【スリランカ】栄華と悲劇が交差するシーギリヤ遺跡
北海道よりやや小さい国土のスリランカはビーチリゾート、サファリ、仏教遺跡など、多種多様な見所がぎゅぎゅっと詰まっている魅力溢れる島国です。その中でも注目度、人気度No1の遺跡がシーギリヤロック。巨大な岩の造形、そこに築かれた要塞、謎の美女、歴史的背景、全てが興味深く惹かれる要素満載です!
古都シーギリヤ
ジャングルに突如現る台形状の巨大な岩。これはマグマが硬化してできた一枚岩。自然が作り出した垂直に立つ岩山の造形にただただ圧倒!この断崖の上に王宮が築かれたことから『天空の要塞都市』ともいわれています。
シーギリヤロックにばかり注目してしまいますが、この地はかつて人々が暮らしていた都。その都市機能の痕跡を岩山の麓にある貯水池や区画された街跡に見ることが出来ます。
シーギリヤへ遷都した背景
シーギリヤロックを知る上で忘れてはならない哀しい歴史の物語。
平民出身の母を持つカッサパ王は王座を守るために父を殺し、王族出身の母を持つ弟モッガラーナからの報復を恐れ長らく首都であったアヌラーダプラからシーギリヤへと遷都。さらに断崖の上に安らぎの地とするべく王宮を建築。そこでの暮らしはわずか11年。弟モッガラーナに攻め込まれカッサパ王は自害、シーギリヤの栄華は幕を閉じました。
巨大岩を利用した通路などもあり、外敵から恐れていた様子がうかがえます。
妖艶なシーギリヤ・レディ
シーギリヤロック見所の1つ目は岩山の中腹に描かれた女性達のフレスコ画。岩肌に沿って鉄の階段が設置されており、下記写真赤枠の所まで進みます。高所恐怖症なので行くまでがスリリングでした!
冷や汗掻きつつ辿りついた岩肌の窪みにはなんとも色鮮やかで美しい女性像が。1500年ほど前に描かれたとは思えないほど色彩が豊かで驚きました。
以前は500人ほどの女性が描かれていたそうですが、風化が進み現在は18体だけが残っています。王宮の女性達を描いたとも、妖精の姿であるともいわれます。また、自らが殺してしまった父への弔いのためとも。
優しくもあり、淋しげでもある、妖艶な笑顔。これは男でなくても虜になってしまう、目を奪われる美しさです。
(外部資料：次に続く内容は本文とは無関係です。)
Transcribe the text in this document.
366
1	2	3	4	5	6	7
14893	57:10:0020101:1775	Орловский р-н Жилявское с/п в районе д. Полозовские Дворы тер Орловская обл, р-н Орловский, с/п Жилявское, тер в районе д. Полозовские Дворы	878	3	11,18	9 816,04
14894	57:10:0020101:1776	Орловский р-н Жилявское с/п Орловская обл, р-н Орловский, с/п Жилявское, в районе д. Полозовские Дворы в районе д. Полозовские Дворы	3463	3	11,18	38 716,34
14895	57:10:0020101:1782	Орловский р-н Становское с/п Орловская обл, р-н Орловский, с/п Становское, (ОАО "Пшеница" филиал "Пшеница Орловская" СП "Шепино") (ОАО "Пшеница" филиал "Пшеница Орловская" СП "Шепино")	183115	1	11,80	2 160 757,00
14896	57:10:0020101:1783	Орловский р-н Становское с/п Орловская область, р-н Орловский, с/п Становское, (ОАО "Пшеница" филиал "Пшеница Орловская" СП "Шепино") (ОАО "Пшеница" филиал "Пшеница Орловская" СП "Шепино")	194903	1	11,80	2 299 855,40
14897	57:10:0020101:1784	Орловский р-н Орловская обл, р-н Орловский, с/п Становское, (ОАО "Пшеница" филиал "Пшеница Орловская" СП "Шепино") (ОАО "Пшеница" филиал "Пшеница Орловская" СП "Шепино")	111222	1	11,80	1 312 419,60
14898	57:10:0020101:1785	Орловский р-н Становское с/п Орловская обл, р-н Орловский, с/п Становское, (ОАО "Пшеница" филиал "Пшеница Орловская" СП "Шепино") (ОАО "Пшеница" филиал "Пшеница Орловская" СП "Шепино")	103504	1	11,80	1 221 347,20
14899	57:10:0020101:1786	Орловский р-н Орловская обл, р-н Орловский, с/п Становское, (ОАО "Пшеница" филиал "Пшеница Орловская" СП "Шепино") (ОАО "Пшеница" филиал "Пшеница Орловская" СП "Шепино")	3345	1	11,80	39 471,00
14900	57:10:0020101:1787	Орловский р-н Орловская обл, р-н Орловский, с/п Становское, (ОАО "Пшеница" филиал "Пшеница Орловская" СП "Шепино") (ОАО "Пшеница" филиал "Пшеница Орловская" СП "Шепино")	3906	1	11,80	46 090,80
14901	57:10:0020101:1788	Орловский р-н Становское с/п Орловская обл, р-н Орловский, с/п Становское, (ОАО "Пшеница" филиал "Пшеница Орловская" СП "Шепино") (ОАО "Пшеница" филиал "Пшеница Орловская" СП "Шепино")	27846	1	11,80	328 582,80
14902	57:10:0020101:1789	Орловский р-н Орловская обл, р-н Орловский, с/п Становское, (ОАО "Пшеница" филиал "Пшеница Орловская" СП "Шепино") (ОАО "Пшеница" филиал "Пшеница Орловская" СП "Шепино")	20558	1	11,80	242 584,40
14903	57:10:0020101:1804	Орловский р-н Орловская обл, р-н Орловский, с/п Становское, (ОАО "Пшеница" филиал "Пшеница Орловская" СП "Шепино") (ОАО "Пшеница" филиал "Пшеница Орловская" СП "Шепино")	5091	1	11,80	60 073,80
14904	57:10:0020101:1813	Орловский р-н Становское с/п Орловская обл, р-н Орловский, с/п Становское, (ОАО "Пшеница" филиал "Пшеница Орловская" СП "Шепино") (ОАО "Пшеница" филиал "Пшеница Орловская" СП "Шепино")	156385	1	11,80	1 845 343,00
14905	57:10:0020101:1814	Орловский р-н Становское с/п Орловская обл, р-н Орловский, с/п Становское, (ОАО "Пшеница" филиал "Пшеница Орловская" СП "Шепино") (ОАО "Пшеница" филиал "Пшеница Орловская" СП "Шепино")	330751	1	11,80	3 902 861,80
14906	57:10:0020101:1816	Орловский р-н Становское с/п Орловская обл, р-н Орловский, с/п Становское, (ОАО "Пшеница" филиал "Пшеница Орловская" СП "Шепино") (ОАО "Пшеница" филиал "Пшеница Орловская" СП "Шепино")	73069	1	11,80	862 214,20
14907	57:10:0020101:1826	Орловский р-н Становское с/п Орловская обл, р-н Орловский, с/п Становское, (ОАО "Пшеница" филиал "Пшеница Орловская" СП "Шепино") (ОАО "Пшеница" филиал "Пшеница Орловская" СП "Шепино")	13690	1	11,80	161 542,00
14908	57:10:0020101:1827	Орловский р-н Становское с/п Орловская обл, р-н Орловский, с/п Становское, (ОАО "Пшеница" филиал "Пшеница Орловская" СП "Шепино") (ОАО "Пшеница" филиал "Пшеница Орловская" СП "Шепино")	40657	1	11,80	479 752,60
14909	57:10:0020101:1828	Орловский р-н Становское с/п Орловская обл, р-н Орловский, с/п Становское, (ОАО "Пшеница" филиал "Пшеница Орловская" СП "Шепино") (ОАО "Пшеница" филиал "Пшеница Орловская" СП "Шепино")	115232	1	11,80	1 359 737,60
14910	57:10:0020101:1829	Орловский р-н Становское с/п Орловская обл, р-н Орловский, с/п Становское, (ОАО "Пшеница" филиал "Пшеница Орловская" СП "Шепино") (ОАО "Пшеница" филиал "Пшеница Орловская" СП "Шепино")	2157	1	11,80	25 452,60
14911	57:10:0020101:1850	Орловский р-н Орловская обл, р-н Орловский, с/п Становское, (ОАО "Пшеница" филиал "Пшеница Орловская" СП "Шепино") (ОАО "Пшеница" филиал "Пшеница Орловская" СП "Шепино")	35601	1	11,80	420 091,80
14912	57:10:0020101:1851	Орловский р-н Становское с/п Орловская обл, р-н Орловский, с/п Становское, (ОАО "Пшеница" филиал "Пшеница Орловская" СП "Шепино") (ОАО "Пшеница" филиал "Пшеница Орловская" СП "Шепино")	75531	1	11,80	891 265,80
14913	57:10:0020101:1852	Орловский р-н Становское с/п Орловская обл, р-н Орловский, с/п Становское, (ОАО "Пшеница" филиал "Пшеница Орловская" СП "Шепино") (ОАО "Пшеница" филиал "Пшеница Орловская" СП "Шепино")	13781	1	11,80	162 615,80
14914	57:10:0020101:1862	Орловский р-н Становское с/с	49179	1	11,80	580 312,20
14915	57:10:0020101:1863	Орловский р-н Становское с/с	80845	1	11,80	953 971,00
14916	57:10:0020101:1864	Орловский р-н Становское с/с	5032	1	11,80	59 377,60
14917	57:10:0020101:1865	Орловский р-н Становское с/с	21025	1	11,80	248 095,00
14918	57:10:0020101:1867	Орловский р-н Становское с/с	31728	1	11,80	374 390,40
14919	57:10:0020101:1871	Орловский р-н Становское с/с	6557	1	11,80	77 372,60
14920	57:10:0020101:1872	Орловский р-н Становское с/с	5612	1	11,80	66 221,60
2016年から撮影が禁止になったそうです。まだ撮影OKの時期に訪れました。これだけ美しく鮮明な画が撮れないなんて・・・。ルール違反(フラッシュ禁止)が積み重なれば後に続く旅行者が悲しい思いをする訳です。ルールを守って鑑賞することが大切です。
ライオンゲート
2つ目の見所、王宮への道に築かれたライオンゲート。
この大きな足!現在は前足の部分しか残っていませんが、元々は巨大なライオンの顔が置かれていたともいわれています。ライオンの口の中に入るように階段が設けられていたならば、それも一つの防御策だったのではないでしょうか。ここから鉄製の急な階段を登るといよいよ頂上です。足元スースー、おまけに蜂の巣もあり、シーギリヤ・レディへの道以上に恐怖でした!
360度の絶景
無心になって地上200Mの頂上まで登りました。この頂上全体に築かれた王宮、そして360度遮るものがない絶景が3つ目の見所です。
王宮、貯水池、庭園まで造られ、わずかな栄華を過ごした場所。今では基礎部分しか残っていない王宮跡が儚い歴史を物語っています。
シーギリヤ・レディ達と暮らしていた11年間。どんな思いで過ごしていたのか。心休まる時はあったのだろうか。眺めがよすぎる高所から何を思って下界を眺めていたのか。
権力に囚われた哀しい歴史の舞台となったシーギリヤロック。
岩の頂に立って1500年前の風を感じに訪れてみてはいかがでしょうか。